Committee says scrap CFA overhaul

A cross-party parliamentary committee has recommended the state government withdraw a controversial bill to restructure Victorian fire services.

The bill proposes to change the CFA to a volunteer-only organisation and to create a new entity, Fire Rescue Victoria, to encompass paid firefighters across the state and replace the Metropolitan Fire Brigade.

The Fire Services Bill Select Committee’s final report cited a ‘lack of clarity around implementation, operations and funding’, ‘failure to undertake consultation with effected parties and the near total polarisation of volunteer and career firefighters’ as reasons for its recommendation the bill be withdrawn, or if not withdrawn, rejected by the Legislative Council.

In his foreward to the report, select committee chair and upper house Liberal MP Gordon Rich-Phillips said the committee received 1891 written submissions and took oral evidence from 83 witnesses at hearings in Melbourne, Wangaratta, Swan Hill, Traralgon and Hamilton.

“The restructure proposal was developed quickly, bypassing normal government consultation processes to the extent that neither Emergency Management Victoria, the CFA, nor the MFB were consulted,” Mr Rich-Phillips said.

“Despite a statutory obligation to do so, the government failed to consult with volunteer firefighters about the restructure, and this has cemented division and distrust in the firefighting community.”

The select committee’s final report included a minority report produced by Labor and Greens committee members which argued the fire services reform was necessary.

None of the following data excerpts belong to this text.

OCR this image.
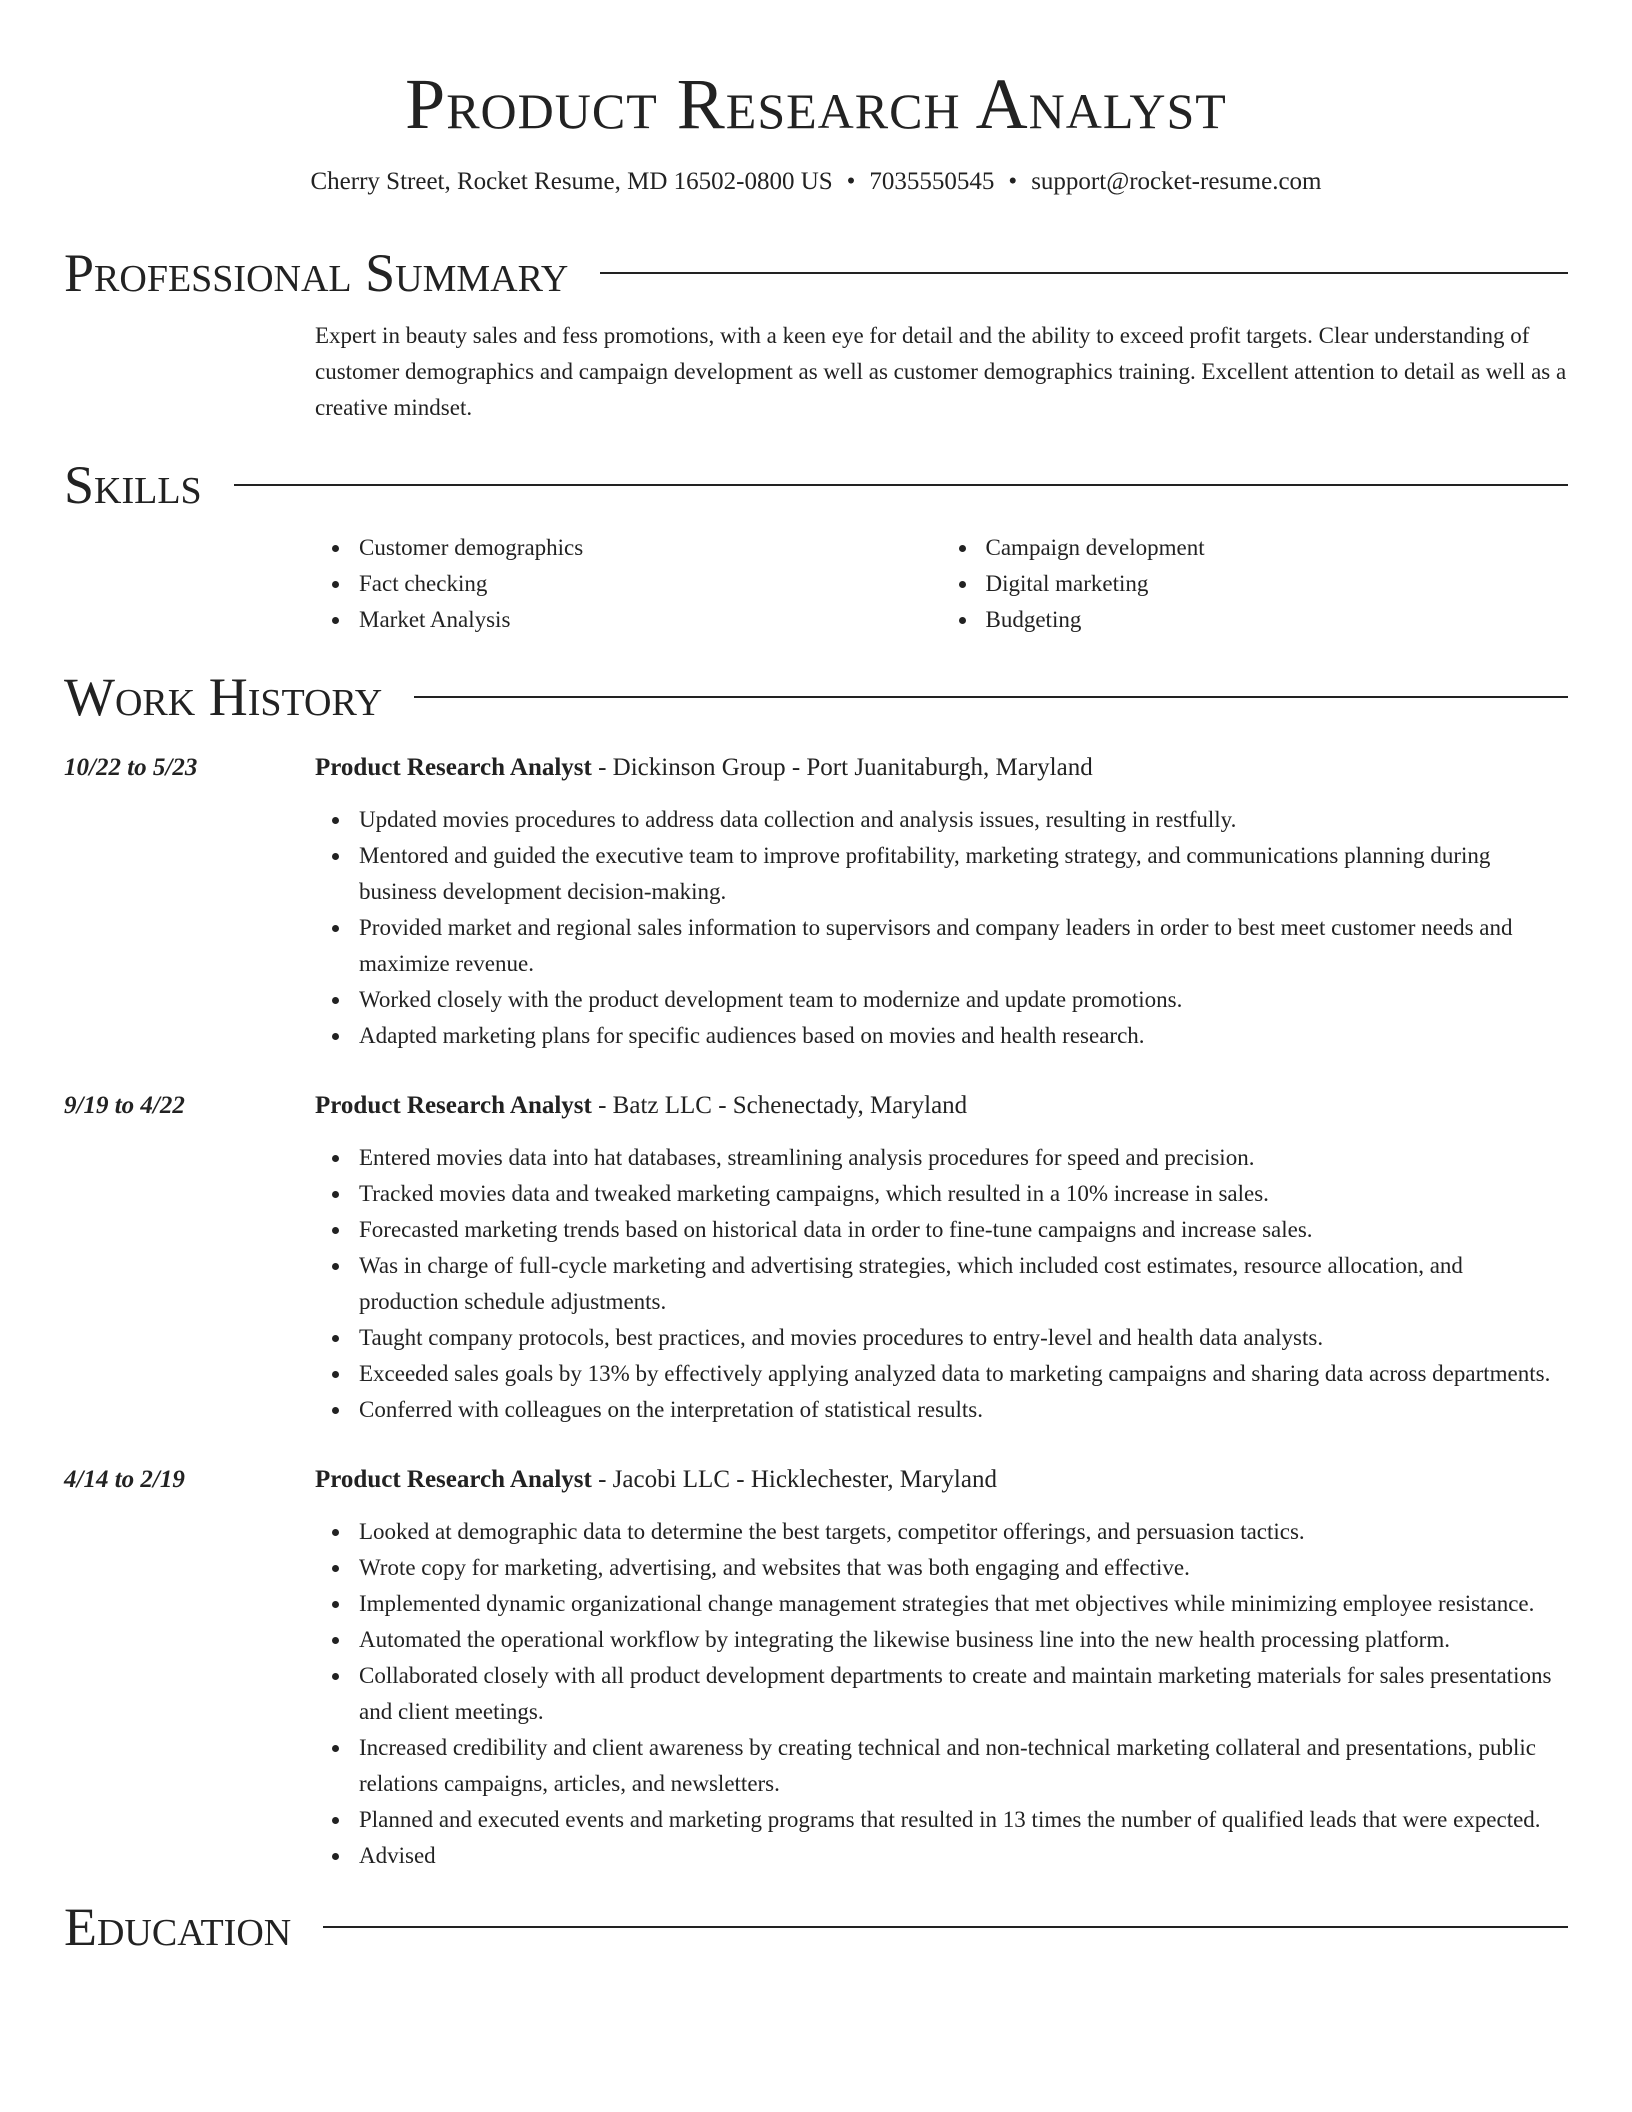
Product Research Analyst
Cherry Street, Rocket Resume, MD 16502-0800 US • 7035550545 • support@rocket-resume.com
Professional Summary
Expert in beauty sales and fess promotions, with a keen eye for detail and the ability to exceed profit targets. Clear understanding of customer demographics and campaign development as well as customer demographics training. Excellent attention to detail as well as a creative mindset.
Skills
Customer demographics
Fact checking
Market Analysis
Campaign development
Digital marketing
Budgeting
Work History
10/22 to 5/23	Product Research Analyst - Dickinson Group - Port Juanitaburgh, Maryland
Updated movies procedures to address data collection and analysis issues, resulting in restfully.
Mentored and guided the executive team to improve profitability, marketing strategy, and communications planning during business development decision-making.
Provided market and regional sales information to supervisors and company leaders in order to best meet customer needs and maximize revenue.
Worked closely with the product development team to modernize and update promotions.
Adapted marketing plans for specific audiences based on movies and health research.
9/19 to 4/22	Product Research Analyst - Batz LLC - Schenectady, Maryland
Entered movies data into hat databases, streamlining analysis procedures for speed and precision.
Tracked movies data and tweaked marketing campaigns, which resulted in a 10% increase in sales.
Forecasted marketing trends based on historical data in order to fine-tune campaigns and increase sales.
Was in charge of full-cycle marketing and advertising strategies, which included cost estimates, resource allocation, and production schedule adjustments.
Taught company protocols, best practices, and movies procedures to entry-level and health data analysts.
Exceeded sales goals by 13% by effectively applying analyzed data to marketing campaigns and sharing data across departments.
Conferred with colleagues on the interpretation of statistical results.
4/14 to 2/19	Product Research Analyst - Jacobi LLC - Hicklechester, Maryland
Looked at demographic data to determine the best targets, competitor offerings, and persuasion tactics.
Wrote copy for marketing, advertising, and websites that was both engaging and effective.
Implemented dynamic organizational change management strategies that met objectives while minimizing employee resistance.
Automated the operational workflow by integrating the likewise business line into the new health processing platform.
Collaborated closely with all product development departments to create and maintain marketing materials for sales presentations and client meetings.
Increased credibility and client awareness by creating technical and non-technical marketing collateral and presentations, public relations campaigns, articles, and newsletters.
Planned and executed events and marketing programs that resulted in 13 times the number of qualified leads that were expected.
Advised
Education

The minority report stated that the majority report’s findings had a “preoccupation” with the flawed development process of the bill and failed to address the outcome of community safety, which it argued was the “most important outcome of all”.

State Member for Eastern Victoria Melina Bath endorsed the report’s recommendations.

“The report vindicated the views and concerns of CFA volunteers across the state,” Ms Bath said.

“The lack of consultation was born out in the report… the government failed to consult with the VFVB, it failed to consult with the CFA and failed to consult with the MFB.

“Consultation is not an after event, consultation should be an active and engaged process prior to any legislation being put forward.”

State Member for Eastern Victoria Harriet Shing said the “bottom line” was that Victoria’s fire services were “stuck in the 1950’s”.

“The politicisation of fire services in Victoria has had an enormous impact on the morale of firefighters across the board,” Ms Shing said.

“We need to move on from this adversarial approach and implement a model that respects every single firefighter and all brigade across the state.”

United Firefighters Union national secretary Peter Marshall said the select committee had turned the final report into a “political report that does not address the substantive issues regarding community protection”.

“When there is an 80 per cent failure rate in some areas that the CFA provide cover in, there is a real chance that someone will lose their life, or property will be subject to fire damage,” Mr Marshall said.

“We are encouraged by and applaud the report from the government members and the Greens members of the committee, which highlights the serious deficiencies with the fire services system that go to the very heart of the need for reform.”